Water is essential. We need it for drinking, to maintain life in an urban environment, and for manufacturing or industrial purposes. We also need it to maintain our natural environment—to sustain wildlife and to keep the ecosystem healthy and in balance. The water we need and have in our area comes from above, from below and from all sides. It is one of the reasons why our area is so green and fertile. Think about the beautiful mangroves by the beach or the lushness of Snyder Park.
Unfortunately, too much water, or too much sea water where fresh water should be, is not good. Natural coastal ecosystems can change too much, and the plant and animal communities need to adapt or move, or they will die out.
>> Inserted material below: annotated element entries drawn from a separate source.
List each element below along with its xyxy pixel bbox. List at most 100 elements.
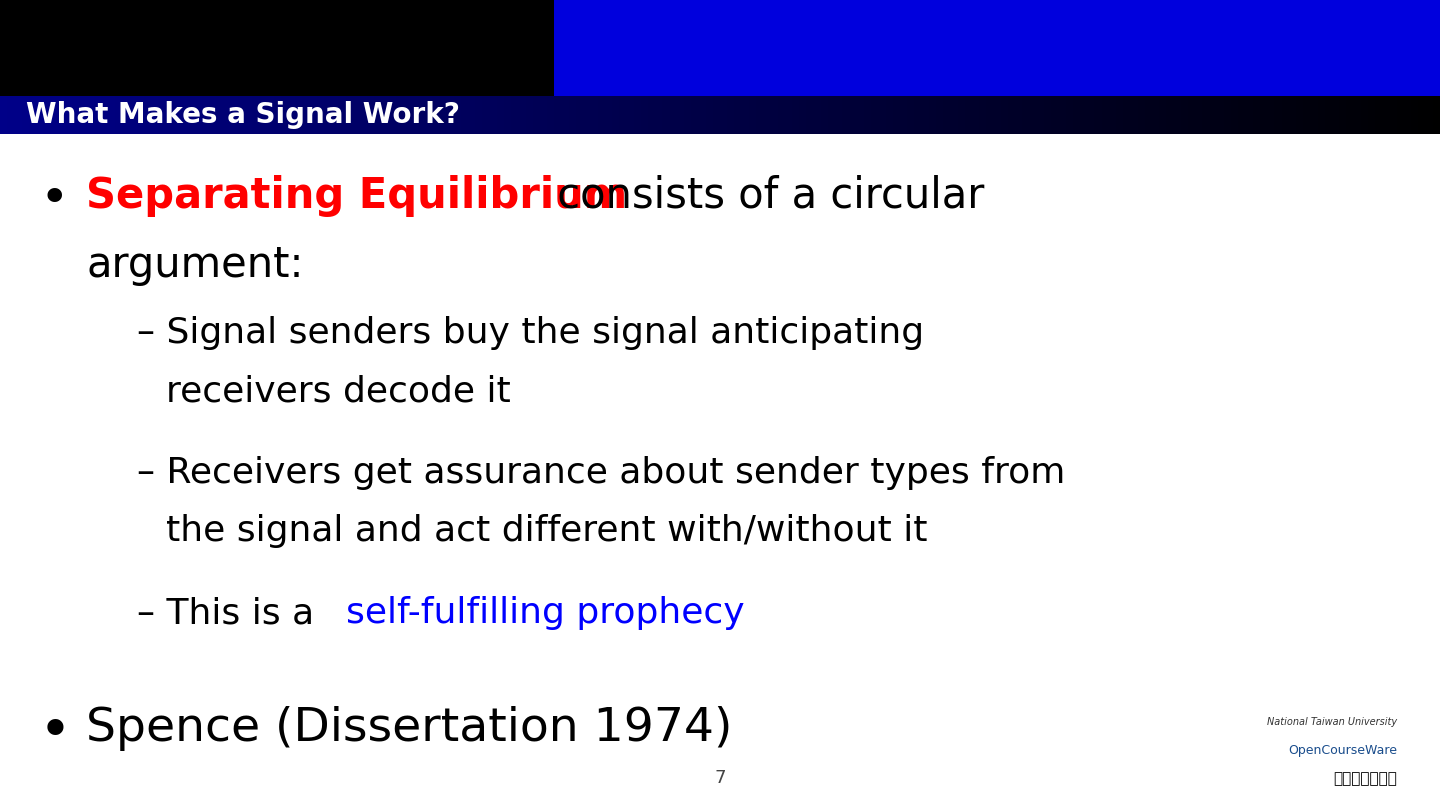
Bar (151, 96, 158, 134)
Bar (1145, 96, 1152, 134)
Bar (907, 96, 914, 134)
Bar (1310, 96, 1318, 134)
Bar (396, 96, 403, 134)
Text: – This is a: – This is a (137, 596, 325, 630)
Bar (871, 96, 878, 134)
Bar (432, 96, 439, 134)
Bar (1001, 96, 1008, 134)
Bar (101, 96, 108, 134)
Bar (806, 96, 814, 134)
Bar (950, 96, 958, 134)
Bar (619, 96, 626, 134)
Bar (166, 96, 173, 134)
Bar (626, 96, 634, 134)
Bar (1188, 96, 1195, 134)
Bar (108, 96, 115, 134)
Text: Separating Equilibrium: Separating Equilibrium (86, 175, 628, 217)
Bar (1181, 96, 1188, 134)
Bar (266, 96, 274, 134)
Bar (130, 96, 137, 134)
Bar (698, 96, 706, 134)
Text: – Signal senders buy the signal anticipating: – Signal senders buy the signal anticipa… (137, 316, 924, 350)
Bar (346, 96, 353, 134)
Bar (1339, 96, 1346, 134)
Bar (1066, 96, 1073, 134)
Bar (706, 96, 713, 134)
Bar (958, 96, 965, 134)
Bar (518, 96, 526, 134)
Bar (857, 96, 864, 134)
Bar (547, 96, 554, 134)
Bar (382, 96, 389, 134)
Bar (1361, 96, 1368, 134)
Bar (1030, 96, 1037, 134)
Bar (446, 96, 454, 134)
Bar (641, 96, 648, 134)
Bar (583, 96, 590, 134)
Bar (677, 96, 684, 134)
Bar (86, 96, 94, 134)
Bar (742, 96, 749, 134)
Bar (1166, 96, 1174, 134)
Bar (533, 96, 540, 134)
Bar (1202, 96, 1210, 134)
Bar (7, 96, 14, 134)
Bar (252, 96, 259, 134)
Text: 7: 7 (714, 769, 726, 787)
Bar (1044, 96, 1051, 134)
Bar (504, 96, 511, 134)
Bar (929, 96, 936, 134)
Bar (245, 96, 252, 134)
Bar (1260, 96, 1267, 134)
Bar (36, 96, 43, 134)
Bar (900, 96, 907, 134)
Bar (1210, 96, 1217, 134)
Text: consists of a circular: consists of a circular (544, 175, 985, 217)
Bar (1152, 96, 1159, 134)
Bar (778, 96, 785, 134)
Bar (353, 96, 360, 134)
Bar (662, 96, 670, 134)
Bar (785, 96, 792, 134)
Bar (842, 96, 850, 134)
Bar (1289, 96, 1296, 134)
Bar (1404, 96, 1411, 134)
Bar (194, 96, 202, 134)
Bar (1375, 96, 1382, 134)
Bar (173, 96, 180, 134)
Bar (1087, 96, 1094, 134)
Bar (828, 96, 835, 134)
Text: 臺大開放式課程: 臺大開放式課程 (1333, 771, 1397, 787)
Bar (1051, 96, 1058, 134)
Bar (1411, 96, 1418, 134)
Bar (403, 96, 410, 134)
Bar (713, 96, 720, 134)
Bar (612, 96, 619, 134)
Bar (1382, 96, 1390, 134)
Bar (670, 96, 677, 134)
Bar (965, 96, 972, 134)
Bar (1397, 96, 1404, 134)
Bar (886, 96, 893, 134)
Bar (0, 96, 7, 134)
Bar (1130, 96, 1138, 134)
Bar (878, 96, 886, 134)
Bar (727, 96, 734, 134)
Text: self-fulfilling prophecy: self-fulfilling prophecy (346, 596, 744, 630)
Bar (864, 96, 871, 134)
Bar (1109, 96, 1116, 134)
Bar (475, 96, 482, 134)
Bar (936, 96, 943, 134)
Bar (1246, 96, 1253, 134)
Bar (259, 96, 266, 134)
Bar (540, 96, 547, 134)
Bar (418, 96, 425, 134)
Bar (526, 96, 533, 134)
Bar (1138, 96, 1145, 134)
Bar (590, 96, 598, 134)
Bar (562, 96, 569, 134)
Bar (979, 96, 986, 134)
Bar (202, 96, 209, 134)
Bar (1102, 96, 1109, 134)
Text: argument:: argument: (86, 244, 304, 286)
For our area to be habitable for most plants, animals and humans, we need just the right amount of water in the right places. Land needs to be able to absorb water and/or re-direct it to keep the aquifer full without water spilling onto the streets or over-soaking green spaces. Rising sea level compromises the land’s natural ability to do that.
In our area, rain water (known as stormwater) is absorbed through just a few feet of porous, sandy soil. When that land gets saturated, water flows over and through to the next layer, which in our case is porous limestone rock. Our drinking water aquifer, the Biscayne Aquifer, sits within this layer of limestone rock and is replenished by rainfall. But the shallow, porous nature of the aquifer also makes it susceptible to saltwater intrusion and other contaminants.
Increasing rainfall, sea water flowing under us, tidal surges during extreme weather events and prior damage to the Everglades all contribute to Fort Lauderdale’s saturation. Like a wet sponge, the ground becomes soaked through at all levels and water simply oozes up and over. Normal rain storms start to become too much of a good thing. They begin to produce the inevitable hazard of puddle water on the streets. According to representatives of the University of Florida’s Florida Sea Grant College Program, there are places in our region that now regularly “flood at high tide… The flood control system in South Florida, constructed by the U.S. Army Corps of Engineers in the 1960s, no longer has the capacity to adequately provide flood protection in many areas because of today’s higher sea level.” This creates major challenges for all of us during heavy rainstorms, but particularly for water and emergency managers. It is no secret that when it rains here in Fort Lauderdale, most of us know which streets to avoid.
The same phenomenon works in reverse. As good as that limestone rock is for letting water back into the aquifers, it is just as good for letting the ocean through to us as the sea rises. This is known as salt water intrusion – when the ocean goes where there was previously only freshwater.